I've also been going through the boxes and boxes and BOXES of papers that my heilige husband has been stashing away in the basement, and finding, ooh, all KINDS of things. Like the bus ticket for the bus ride from Baltimore to New York during which we got engaged. (Why yes, we DID get engaged on a Greyhound. Didn't you?) A few uncashed checks (Grandma E, it wasn't nearly as bad, I promise.) Random change, unreturned quizzes and homeworks from his high school teaching days, piles of notes, photocopied pages of gemara, articles, you name it. We have a milk crate full of empty binders now, and two large boxes full of shaimos, waiting for the pre-Pesach shaimos dropoff.

Right now I am in the stage of cleaning where everything looks much worse than it did when you started--piles of stuff everywhere, garbage being taken out multiple times a day. And, of course, I have several vultures circling the garbage constantly--my husband tries his best not to look, but the little boys are very prone to the "Imma! Look what I found! Look what I found in the garbage!" Oh look, it's the sharp stick-with-hook from a broken drop spindle! Back in the garbage, please, just because I am mean.

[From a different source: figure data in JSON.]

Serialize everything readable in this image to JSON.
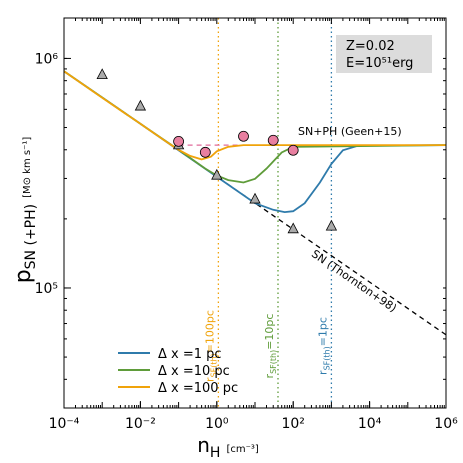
{
  "chart_data": {
    "type": "line",
    "x_label": {
      "main": "n",
      "sub": "H",
      "units": "[cm⁻³]"
    },
    "y_label": {
      "main": "p",
      "sub": "SN (+PH)",
      "units": "[M⊙ km s⁻¹]"
    },
    "x_log": true,
    "y_log": true,
    "xlim": [
      0.0001,
      1000000
    ],
    "ylim": [
      30000,
      1500000
    ],
    "xticks": [
      {
        "value": 0.0001,
        "label": "10⁻⁴"
      },
      {
        "value": 0.01,
        "label": "10⁻²"
      },
      {
        "value": 1,
        "label": "10⁰"
      },
      {
        "value": 100,
        "label": "10²"
      },
      {
        "value": 10000,
        "label": "10⁴"
      },
      {
        "value": 1000000,
        "label": "10⁶"
      }
    ],
    "yticks": [
      {
        "value": 100000,
        "label": "10⁵"
      },
      {
        "value": 1000000,
        "label": "10⁶"
      }
    ],
    "legend": "lower left",
    "series": [
      {
        "name": "Δ x =1 pc",
        "color": "#2f7bab",
        "x": [
          0.0001,
          0.01,
          1,
          10,
          30,
          60,
          100,
          200,
          500,
          1000,
          2000,
          5000,
          1000000
        ],
        "values": [
          880000,
          519000,
          305000,
          234000,
          219000,
          214000,
          216000,
          234000,
          288000,
          347000,
          398000,
          417000,
          419000
        ]
      },
      {
        "name": "Δ x =10 pc",
        "color": "#5f9c3a",
        "x": [
          0.0001,
          0.01,
          0.1,
          0.5,
          1,
          2,
          5,
          10,
          20,
          50,
          100,
          1000000
        ],
        "values": [
          880000,
          519000,
          400000,
          331000,
          309000,
          295000,
          288000,
          299000,
          331000,
          389000,
          412000,
          419000
        ]
      },
      {
        "name": "Δ x =100 pc",
        "color": "#f0a30a",
        "x": [
          0.0001,
          0.001,
          0.01,
          0.05,
          0.1,
          0.2,
          0.4,
          0.7,
          1,
          2,
          5,
          1000000
        ],
        "values": [
          880000,
          674000,
          519000,
          431000,
          400000,
          376000,
          363000,
          373000,
          394000,
          412000,
          419000,
          419000
        ]
      }
    ],
    "reference_lines": [
      {
        "label": "SN (Thornton+98)",
        "color": "#000000",
        "x": [
          0.0001,
          1000000
        ],
        "values": [
          880000,
          62500
        ]
      },
      {
        "label": "SN+PH (Geen+15)",
        "color": "#e06a9a",
        "x": [
          0.1,
          1000000
        ],
        "values": [
          419000,
          419000
        ]
      }
    ],
    "markers": [
      {
        "marker": "triangle",
        "color": "#aaaaaa",
        "x": [
          0.001,
          0.01,
          0.1,
          1,
          10,
          100,
          1000
        ],
        "values": [
          850000,
          620000,
          420000,
          310000,
          244000,
          181000,
          186000
        ]
      },
      {
        "marker": "circle",
        "color": "#e87fa0",
        "x": [
          0.1,
          0.5,
          5,
          30,
          100
        ],
        "values": [
          435000,
          390000,
          458000,
          440000,
          398000
        ]
      }
    ],
    "vlines": [
      {
        "x": 1.1,
        "color": "#f0a30a",
        "label": {
          "main": "r",
          "sub": "SF(th)",
          "rest": "=100pc"
        }
      },
      {
        "x": 40,
        "color": "#5f9c3a",
        "label": {
          "main": "r",
          "sub": "SF(th)",
          "rest": "=10pc"
        }
      },
      {
        "x": 1000,
        "color": "#2f7bab",
        "label": {
          "main": "r",
          "sub": "SF(th)",
          "rest": "=1pc"
        }
      }
    ],
    "info_box": [
      "Z=0.02",
      "E=10⁵¹erg"
    ]
  }
}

So far the only part of the Grand Plan that has actually been confirmed is that the holy Sarah Peasley has offered to adopt the lovely but aged Emese Cat, who I seriously don't think would survive the flight, much less the transition. She's going to be fourteen this summer and her nerves are, um, exactly what they've always been. Shot.

To accomplish this week: get passport pictures and passport applications for Marika and Barak (his passport expired in July), finish cleaning out office, and finish dealing with storage space. It needs to be empty before I can start filling it up again. I'm not actually packing anything until we have an answer at least on the telecommuting or on the program, and we might not have either until Pesach. I wish I could, because it'll be a lot harder to do this before my maternity leave ends--a week from Monday. It always goes so much faster than you think it will. This time next week will be my last day of leave. B"H for telecommuting--otherwise I'd be a wreck right now. As it is, I'm wondering how I will manage it, but I know I will manage somehow.

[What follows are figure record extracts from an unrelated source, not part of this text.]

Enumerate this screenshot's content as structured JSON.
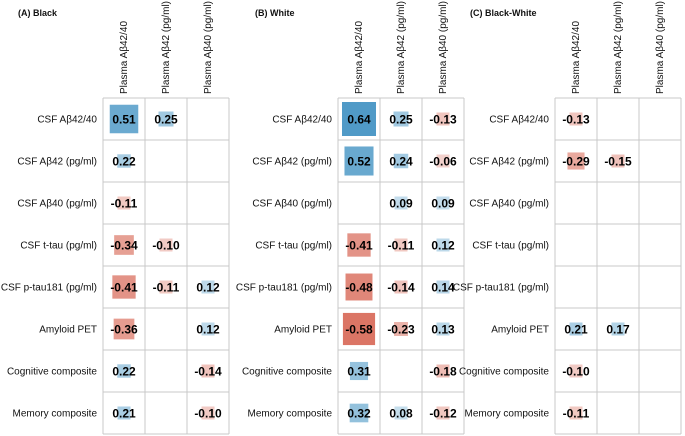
{
  "chart_data": {
    "type": "heatmap",
    "columns": [
      "Plasma Aβ42/40",
      "Plasma Aβ42 (pg/ml)",
      "Plasma Aβ40 (pg/ml)"
    ],
    "rows": [
      "CSF Aβ42/40",
      "CSF Aβ42 (pg/ml)",
      "CSF Aβ40 (pg/ml)",
      "CSF t-tau (pg/ml)",
      "CSF p-tau181 (pg/ml)",
      "Amyloid PET",
      "Cognitive composite",
      "Memory composite"
    ],
    "color_scale": {
      "negative": "#d6604d",
      "positive": "#4393c3",
      "max_abs": 0.7
    },
    "panels": [
      {
        "title": "(A) Black",
        "values": [
          [
            0.51,
            0.25,
            null
          ],
          [
            0.22,
            null,
            null
          ],
          [
            -0.11,
            null,
            null
          ],
          [
            -0.34,
            -0.1,
            null
          ],
          [
            -0.41,
            -0.11,
            0.12
          ],
          [
            -0.36,
            null,
            0.12
          ],
          [
            0.22,
            null,
            -0.14
          ],
          [
            0.21,
            null,
            -0.1
          ]
        ],
        "labels": [
          [
            "0.51",
            "0.25",
            ""
          ],
          [
            "0.22",
            "",
            ""
          ],
          [
            "-0.11",
            "",
            ""
          ],
          [
            "-0.34",
            "-0.10",
            ""
          ],
          [
            "-0.41",
            "-0.11",
            "0.12"
          ],
          [
            "-0.36",
            "",
            "0.12"
          ],
          [
            "0.22",
            "",
            "-0.14"
          ],
          [
            "0.21",
            "",
            "-0.10"
          ]
        ]
      },
      {
        "title": "(B) White",
        "values": [
          [
            0.64,
            0.25,
            -0.13
          ],
          [
            0.52,
            0.24,
            -0.06
          ],
          [
            null,
            0.09,
            0.09
          ],
          [
            -0.41,
            -0.11,
            0.12
          ],
          [
            -0.48,
            -0.14,
            0.14
          ],
          [
            -0.58,
            -0.23,
            0.13
          ],
          [
            0.31,
            null,
            -0.18
          ],
          [
            0.32,
            0.08,
            -0.12
          ]
        ],
        "labels": [
          [
            "0.64",
            "0.25",
            "-0.13"
          ],
          [
            "0.52",
            "0.24",
            "-0.06"
          ],
          [
            "",
            "0.09",
            "0.09"
          ],
          [
            "-0.41",
            "-0.11",
            "0.12"
          ],
          [
            "-0.48",
            "-0.14",
            "0.14"
          ],
          [
            "-0.58",
            "-0.23",
            "0.13"
          ],
          [
            "0.31",
            "",
            "-0.18"
          ],
          [
            "0.32",
            "0.08",
            "-0.12"
          ]
        ]
      },
      {
        "title": "(C) Black-White",
        "values": [
          [
            -0.13,
            null,
            null
          ],
          [
            -0.29,
            -0.15,
            null
          ],
          [
            null,
            null,
            null
          ],
          [
            null,
            null,
            null
          ],
          [
            null,
            null,
            null
          ],
          [
            0.21,
            0.17,
            null
          ],
          [
            -0.1,
            null,
            null
          ],
          [
            -0.11,
            null,
            null
          ]
        ],
        "labels": [
          [
            "-0.13",
            "",
            ""
          ],
          [
            "-0.29",
            "-0.15",
            ""
          ],
          [
            "",
            "",
            ""
          ],
          [
            "",
            "",
            ""
          ],
          [
            "",
            "",
            ""
          ],
          [
            "0.21",
            "0.17",
            ""
          ],
          [
            "-0.10",
            "",
            ""
          ],
          [
            "-0.11",
            "",
            ""
          ]
        ]
      }
    ]
  }
}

In the meantime, I am squandering precious naptime. Back to sorting through stash.

Wednesday, February 10, 2010

Pinch me

Tonight I was sitting in the kitchen nursing the baby as my husband and the kids finished up dinner. Barak saw my water bottle empty on the kitchen table and offered to fill it up for me; I said yes please, and he dragged a chair over to the sink and started filling the bottle up, which is something he likes doing. So there I was, baby nursing away, husband and Iyyar at the table polishing off green beans and fish sticks, Avtalyon in his high chair enjoying his spinach noodles, and me watching Barak, perched on a kitchen chair with his red stripey shirt, airplane kippa, and payes sticking out.

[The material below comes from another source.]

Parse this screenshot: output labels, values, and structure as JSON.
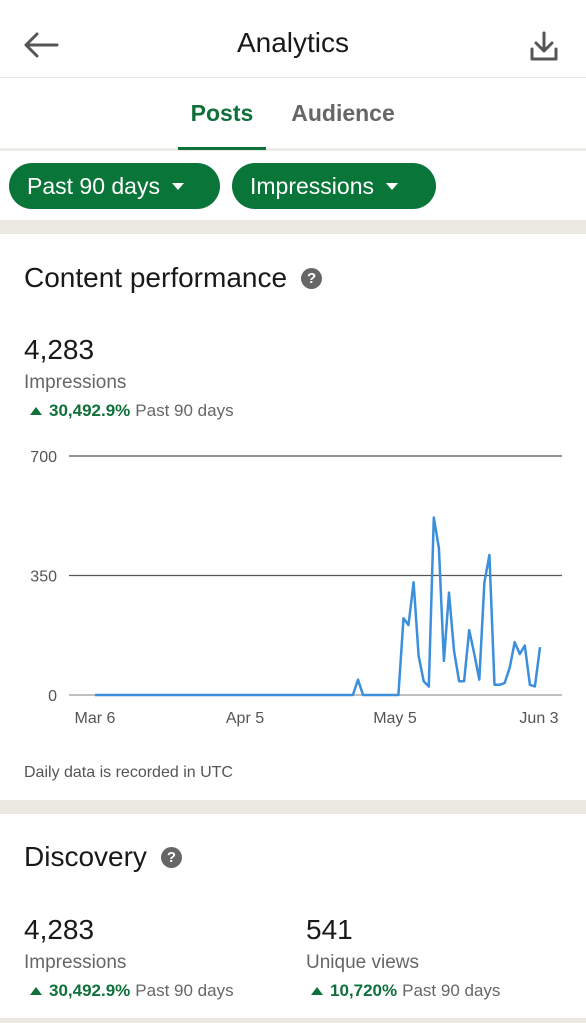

It doesn't seem real sometimes. It seems too good to be true, too good to be happening to me, and sometimes, I half expect to wake up back in high school or back at my old apartment, alone, to find it was all a dream.

No other place, no other time, is as good as this place, this time, right now. It's hard to think of asking for anything else, asking for anything more. Every time I start to say "please," all I can think is, "thank you."